Panelists include: Nancy Coleman, Alignment Collaborative for Education; Lea Conrad, Gretchen S. Vapnar Community Crisis Center; Kristi Dahlquist, One Hope United; Deb Dempsey, Kane County Regional Office of Education; Elgin City Councilman Corey Dixon; Pilar Garcia, More at 4; Karla Jimenez, Elgin Area School District U-46; Amber Peters, Elgin Partnership for Early Learning; and Madeleine Villalobos, digital equity coordinator for Gail Borden.

To register, visit attend.gailborden.info/event/5571747.

College education

Aneesh Sohoni has been named the new CEO of One Million Degrees, a Chicago-based leader in increasing community college enrollment and persistence among underrepresented students.

Sohoni has been executive director of Teach For America's greater Chicago and Northwest Indiana region for nearly six years. He starts in his new role Oct. 29.

One Million Degrees partners with 10 Chicago-area community colleges, including Harper College in Palatine, and employers across a range of industries. It provides a system of wraparound student support services, such as tutoring, coaching, mentorship, financial assistance, personal advisement and professional development for colleges. The goal is to expand those services to more colleges.

"It's really an exciting opportunity and challenge," said Sohoni, 32, of Oak Park.

A second-generation Indian American, Sohoni said education was the No. 1 priority in his family.
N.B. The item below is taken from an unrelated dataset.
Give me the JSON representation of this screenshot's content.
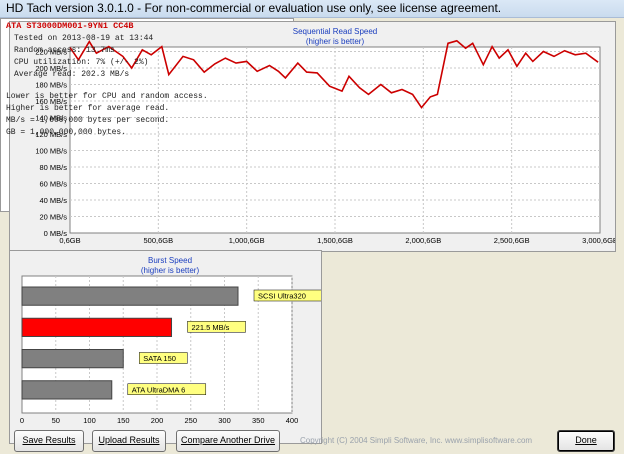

The former high school English teacher aims to break down systemic and structural barriers to education for students of color and those from low-income backgrounds.
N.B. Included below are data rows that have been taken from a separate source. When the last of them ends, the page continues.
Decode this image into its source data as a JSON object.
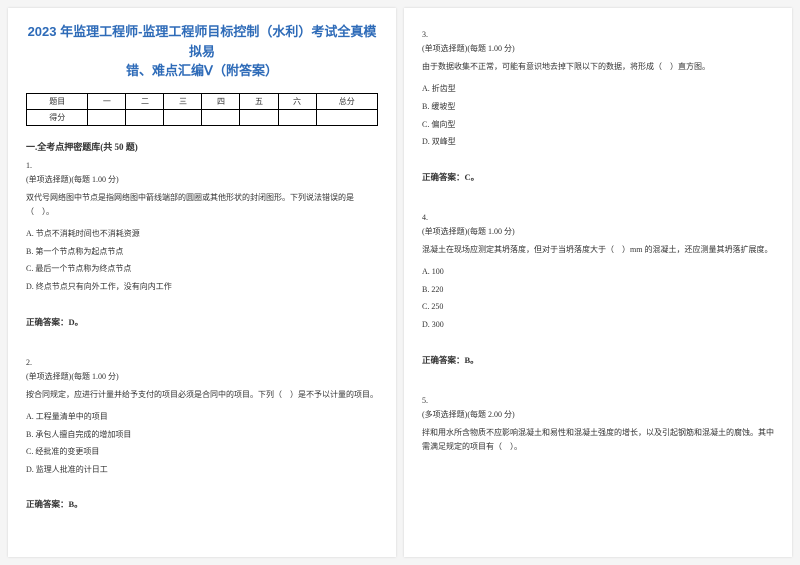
{
  "header": {
    "title_line1": "2023 年监理工程师-监理工程师目标控制（水利）考试全真模拟易",
    "title_line2": "错、难点汇编Ⅴ（附答案）"
  },
  "score_table": {
    "row1": [
      "题目",
      "一",
      "二",
      "三",
      "四",
      "五",
      "六",
      "总分"
    ],
    "row2": [
      "得分",
      "",
      "",
      "",
      "",
      "",
      "",
      ""
    ]
  },
  "section1_title": "一.全考点押密题库(共 50 题)",
  "q1": {
    "num": "1.",
    "meta": "(单项选择题)(每题 1.00 分)",
    "text": "双代号网络图中节点是指网络图中箭线端部的圆圈或其他形状的封闭图形。下列说法错误的是（　）。",
    "opts": [
      "A. 节点不消耗时间也不消耗资源",
      "B. 第一个节点称为起点节点",
      "C. 最后一个节点称为终点节点",
      "D. 终点节点只有向外工作，没有向内工作"
    ],
    "answer": "正确答案：D。"
  },
  "q2": {
    "num": "2.",
    "meta": "(单项选择题)(每题 1.00 分)",
    "text": "按合同规定，应进行计量并给予支付的项目必须是合同中的项目。下列（　）是不予以计量的项目。",
    "opts": [
      "A. 工程量清单中的项目",
      "B. 承包人擅自完成的增加项目",
      "C. 经批准的变更项目",
      "D. 监理人批准的计日工"
    ],
    "answer": "正确答案：B。"
  },
  "q3": {
    "num": "3.",
    "meta": "(单项选择题)(每题 1.00 分)",
    "text": "由于数据收集不正常，可能有意识地去掉下限以下的数据，将形成（　）直方图。",
    "opts": [
      "A. 折齿型",
      "B. 缓坡型",
      "C. 偏向型",
      "D. 双峰型"
    ],
    "answer": "正确答案：C。"
  },
  "q4": {
    "num": "4.",
    "meta": "(单项选择题)(每题 1.00 分)",
    "text": "混凝土在现场应测定其坍落度，但对于当坍落度大于（　）mm 的混凝土，还应测量其坍落扩展度。",
    "opts": [
      "A. 100",
      "B. 220",
      "C. 250",
      "D. 300"
    ],
    "answer": "正确答案：B。"
  },
  "q5": {
    "num": "5.",
    "meta": "(多项选择题)(每题 2.00 分)",
    "text": "拌和用水所含物质不应影响混凝土和易性和混凝土强度的增长，以及引起钢筋和混凝土的腐蚀。其中需满足规定的项目有（　）。"
  }
}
"Our students are capable of boundless things, immense untapped potential when given access to opportunities, resources and support," he said.

Inclusive cities

Chicago placed No. 1 on the New American Economy's national ranking of the 100 largest U.S. cities, which measures how effectively they are integrating immigrants and their policies to improve socioeconomic outcomes.

NAE is a bipartisan immigration research and advocacy organization. Its 2021 Cities Index was developed with the help of 10 of the nation's leading experts on immigration and integration. It uses 59 metrics to assess how immigrants compare to native-born residents economically, civically, socially and politically.

Chicago received the highest score in each policy category -- government leadership, economic empowerment, inclusivity, community, legal support and emergency management. The city also received distinction for the highest socioeconomic scores in economic prosperity and livability.

Speaker series

Carmel Catholic High School's annual Spiritus Series returns this month featuring several notable speakers, including two alumni.

The series kicks off with a talk by Timone Davis, an assistant professor of pastoral theology with an emphasis in Black Catholic theology at Loyola University in Chicago, 6:30 p.m. Oct. 28. Davis is treasurer of the Black Catholic Theological Symposium, has worked for the Archdiocese of Chicago as the coordinator of Reclaiming Christ in Life Young Adult Ministry and launched PEACE centered WHOLENESS, blending clinical counseling and spiritual companioning.

Other speakers include Linda Couri, director of the Institute for Pastoral Leadership and assistant professor of pastoral care and counseling at the University of Saint Mary of the Lake in Mundelein. A former abortion advocate and Planned Parenthood employee, Couri will examine and defend the anti-abortion stance through a Catholic lens on Jan. 20.

February's speaker is Dr. Samer Attar, attending surgeon at Ann & Robert H. Lurie Children's Hospital of Chicago and an associate professor of orthopedic surgery at Northwestern University Feinberg School of Medicine. In 2016, Attar was honored as Chicago Magazine's Chicagoan of the Year and an American Red Cross Global Citizenship Hero in recognition of his humanitarian work in Syria and advocacy for Syrian medical workers.

The talks will be hosted inside the newly opened Kathy A. Nemmers Welcome Center at Carmel's Mundelein campus. The events are free and open to the public and will be broadcast live on the Carmel Digital Network YouTube channel.